Police Officer Cleared Of Azelle Rodney Murder

Police Officer Cleared Of Azelle Rodney Murder

A former Scotland Yard firearms officer, who shot dead an armed drug dealer in north London 10 years ago, has been cleared of murder.

An Old Bailey jury found Anthony Long, 58, not guilty of murdering Azelle Rodney during an operation to foil an attempt to rob Colombian drug dealers in north London in 2005.

Mr Rodney & two other criminals had been under surveillance & police intelligence suggested the gang was armed with at least one machine gun as they prepared to strike the Colombians.

PC Long was part of a Specialist Firearms team brought in to stop the Volkswagen Golf that Azelle Rodney & the other two men were travelling in.

The firearms team pulled over the men's car in Hale Lane, Edgware, north London at 7:43pm on 30 April, in a manoeuvre known as a "hard stop" where a vehicle is boxed in by police cars to force it to a halt.

The Old Bailey was told that Anthony Long opened fire as his car pulled up alongside the VW Golf, shooting Azelle Rodney six times.

The Crown Prosecution Service charged the now retired officer with murder after judicial inquiry in 2013 found that PC Long had no lawful justification for opening fire.

During the Old Bailey trial, prosecutors claimed the officer fired eight shots in 2.1 seconds, six of which hit Mr Rodney who was the back seat passenger in the Golf.

The Crown claimed that, in making the split-second decision to open fire, the officer would not have had time to see whether Mr Rodney was doing anything that might pose a risk to the public & police.

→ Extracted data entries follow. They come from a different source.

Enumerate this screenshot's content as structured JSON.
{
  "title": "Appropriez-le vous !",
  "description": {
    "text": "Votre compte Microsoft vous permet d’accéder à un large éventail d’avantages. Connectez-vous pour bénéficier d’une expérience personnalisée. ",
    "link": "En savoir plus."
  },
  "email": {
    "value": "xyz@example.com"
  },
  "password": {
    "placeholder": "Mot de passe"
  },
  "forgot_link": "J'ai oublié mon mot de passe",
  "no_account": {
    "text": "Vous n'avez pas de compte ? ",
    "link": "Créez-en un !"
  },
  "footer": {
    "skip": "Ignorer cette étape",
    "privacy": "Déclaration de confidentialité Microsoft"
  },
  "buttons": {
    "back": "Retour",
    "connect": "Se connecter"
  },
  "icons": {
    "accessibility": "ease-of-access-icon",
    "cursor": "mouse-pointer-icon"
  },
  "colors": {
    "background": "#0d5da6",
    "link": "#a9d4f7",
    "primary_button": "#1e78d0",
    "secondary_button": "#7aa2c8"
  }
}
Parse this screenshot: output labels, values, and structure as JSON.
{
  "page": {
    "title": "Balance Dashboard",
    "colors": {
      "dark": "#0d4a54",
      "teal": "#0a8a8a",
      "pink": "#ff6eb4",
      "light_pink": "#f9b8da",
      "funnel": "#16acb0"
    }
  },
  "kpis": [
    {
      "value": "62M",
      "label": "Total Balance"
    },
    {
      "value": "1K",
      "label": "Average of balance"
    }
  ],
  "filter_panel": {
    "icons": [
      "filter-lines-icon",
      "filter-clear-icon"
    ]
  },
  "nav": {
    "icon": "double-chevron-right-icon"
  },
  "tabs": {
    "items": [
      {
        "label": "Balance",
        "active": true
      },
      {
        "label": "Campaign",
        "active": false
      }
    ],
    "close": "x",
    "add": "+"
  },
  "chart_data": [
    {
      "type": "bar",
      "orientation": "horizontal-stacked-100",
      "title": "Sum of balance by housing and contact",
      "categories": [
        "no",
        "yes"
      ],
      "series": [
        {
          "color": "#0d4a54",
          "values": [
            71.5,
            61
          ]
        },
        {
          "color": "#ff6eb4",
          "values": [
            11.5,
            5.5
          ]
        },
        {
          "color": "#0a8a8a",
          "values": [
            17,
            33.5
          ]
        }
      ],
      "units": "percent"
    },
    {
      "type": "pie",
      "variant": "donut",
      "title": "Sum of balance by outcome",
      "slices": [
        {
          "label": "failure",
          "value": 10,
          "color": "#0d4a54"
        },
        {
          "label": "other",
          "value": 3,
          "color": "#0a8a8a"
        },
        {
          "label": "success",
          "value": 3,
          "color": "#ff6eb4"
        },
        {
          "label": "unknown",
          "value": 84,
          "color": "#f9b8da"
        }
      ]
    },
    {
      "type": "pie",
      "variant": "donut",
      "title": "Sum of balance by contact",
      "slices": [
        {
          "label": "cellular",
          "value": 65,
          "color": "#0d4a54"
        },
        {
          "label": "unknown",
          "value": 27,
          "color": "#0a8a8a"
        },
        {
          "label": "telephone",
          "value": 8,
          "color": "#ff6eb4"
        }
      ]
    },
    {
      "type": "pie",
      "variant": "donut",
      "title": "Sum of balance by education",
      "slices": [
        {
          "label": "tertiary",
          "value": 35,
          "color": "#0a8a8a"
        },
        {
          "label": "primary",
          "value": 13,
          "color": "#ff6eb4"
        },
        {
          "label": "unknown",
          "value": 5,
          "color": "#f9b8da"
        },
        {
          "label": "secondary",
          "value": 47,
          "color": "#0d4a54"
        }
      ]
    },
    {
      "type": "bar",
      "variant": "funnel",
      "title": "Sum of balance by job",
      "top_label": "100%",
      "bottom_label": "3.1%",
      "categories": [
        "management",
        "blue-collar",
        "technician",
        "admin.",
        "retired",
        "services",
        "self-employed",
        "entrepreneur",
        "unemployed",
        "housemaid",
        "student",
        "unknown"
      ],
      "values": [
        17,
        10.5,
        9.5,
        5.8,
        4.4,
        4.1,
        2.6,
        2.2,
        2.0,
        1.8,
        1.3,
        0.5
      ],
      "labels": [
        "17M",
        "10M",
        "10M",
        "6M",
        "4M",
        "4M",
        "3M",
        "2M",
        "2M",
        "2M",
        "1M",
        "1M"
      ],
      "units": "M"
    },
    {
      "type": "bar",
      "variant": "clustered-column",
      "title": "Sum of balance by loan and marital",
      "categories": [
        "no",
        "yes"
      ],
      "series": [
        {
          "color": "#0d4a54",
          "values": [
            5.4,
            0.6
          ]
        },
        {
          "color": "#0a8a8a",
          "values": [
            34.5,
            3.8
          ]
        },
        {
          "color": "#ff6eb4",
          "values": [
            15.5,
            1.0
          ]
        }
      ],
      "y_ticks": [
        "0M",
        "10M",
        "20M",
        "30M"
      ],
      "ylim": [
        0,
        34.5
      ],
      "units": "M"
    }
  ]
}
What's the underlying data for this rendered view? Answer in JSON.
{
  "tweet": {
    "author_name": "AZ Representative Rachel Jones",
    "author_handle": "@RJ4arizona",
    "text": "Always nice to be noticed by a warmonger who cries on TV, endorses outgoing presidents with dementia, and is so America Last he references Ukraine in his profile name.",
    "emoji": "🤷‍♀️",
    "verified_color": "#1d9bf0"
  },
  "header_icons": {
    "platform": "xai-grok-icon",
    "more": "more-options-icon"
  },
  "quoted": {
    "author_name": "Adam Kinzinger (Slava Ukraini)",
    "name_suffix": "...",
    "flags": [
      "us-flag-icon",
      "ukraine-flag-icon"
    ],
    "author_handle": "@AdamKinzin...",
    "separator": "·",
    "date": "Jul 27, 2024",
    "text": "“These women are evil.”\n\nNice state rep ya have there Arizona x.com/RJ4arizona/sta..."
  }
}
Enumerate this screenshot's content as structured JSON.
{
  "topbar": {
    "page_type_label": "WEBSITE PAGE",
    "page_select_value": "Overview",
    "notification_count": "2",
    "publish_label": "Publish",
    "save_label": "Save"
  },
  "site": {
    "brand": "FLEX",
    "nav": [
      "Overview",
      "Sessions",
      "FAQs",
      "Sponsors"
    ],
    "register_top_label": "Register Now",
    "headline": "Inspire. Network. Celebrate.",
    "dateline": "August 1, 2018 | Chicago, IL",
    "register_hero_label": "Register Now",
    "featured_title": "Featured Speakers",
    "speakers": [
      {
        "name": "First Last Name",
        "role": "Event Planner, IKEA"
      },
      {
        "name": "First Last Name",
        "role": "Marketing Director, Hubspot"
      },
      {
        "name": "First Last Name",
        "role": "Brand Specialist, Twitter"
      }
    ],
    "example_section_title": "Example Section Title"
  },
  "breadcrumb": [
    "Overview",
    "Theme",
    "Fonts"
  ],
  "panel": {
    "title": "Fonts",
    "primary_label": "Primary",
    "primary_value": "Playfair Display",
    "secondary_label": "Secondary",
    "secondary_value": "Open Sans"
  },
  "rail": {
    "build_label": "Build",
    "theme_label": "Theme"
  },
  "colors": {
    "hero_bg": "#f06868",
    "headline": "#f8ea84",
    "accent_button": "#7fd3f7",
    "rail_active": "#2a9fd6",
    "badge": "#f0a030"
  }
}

However, the jury believed Mr Long's assertion that he perceived a threat to himself & his colleagues when he opened fire.

The court was told that in a subsequent search of the Golf, officers discovered three handguns.

Afterwards, Mr Long said he was "very grateful" to the jury for their verdict, adding: "It has been very difficult facing trial for something that happened 10 years ago when I had acted to protect the lives of others as part of my job & based on my training & experience.

"Police firearms officers do not go out intending to shoot people and, like me in this case, have to make split-second life or death decisions based on the information available to them at the time." 

The verdict is a bitter blow for Azelle Rodney's family, who have campaigned for years for someone to be held accountable for his death.

After the verdict, Mr Rodney's mother Susan Alexander repeated her view that her son's death was "wholly avoidable", adding that she would, nevertheless, accept the jury's verdict.

She added: "Now that the jury has done its job, my family & I have to draw a painful line under the last 10 years. I need some time to myself to grieve properly for the loss of my 24-year-old son."

Mr Long was a highly-decorated firearms veteran who helped establish Scotland Yard's elite firearms unit.

He was commended for his bravery in 1985 after shooting & wounding a hostage-taker who was trying to stab a young girl in Northolt, west London.

Two years later, Mr Long helped foil an armed robbery on a payroll delivery at an abattoir in south east London.

He shot dead two of the robbers & wounded a third. A subsequent inquiry cleared him of any wrongdoing.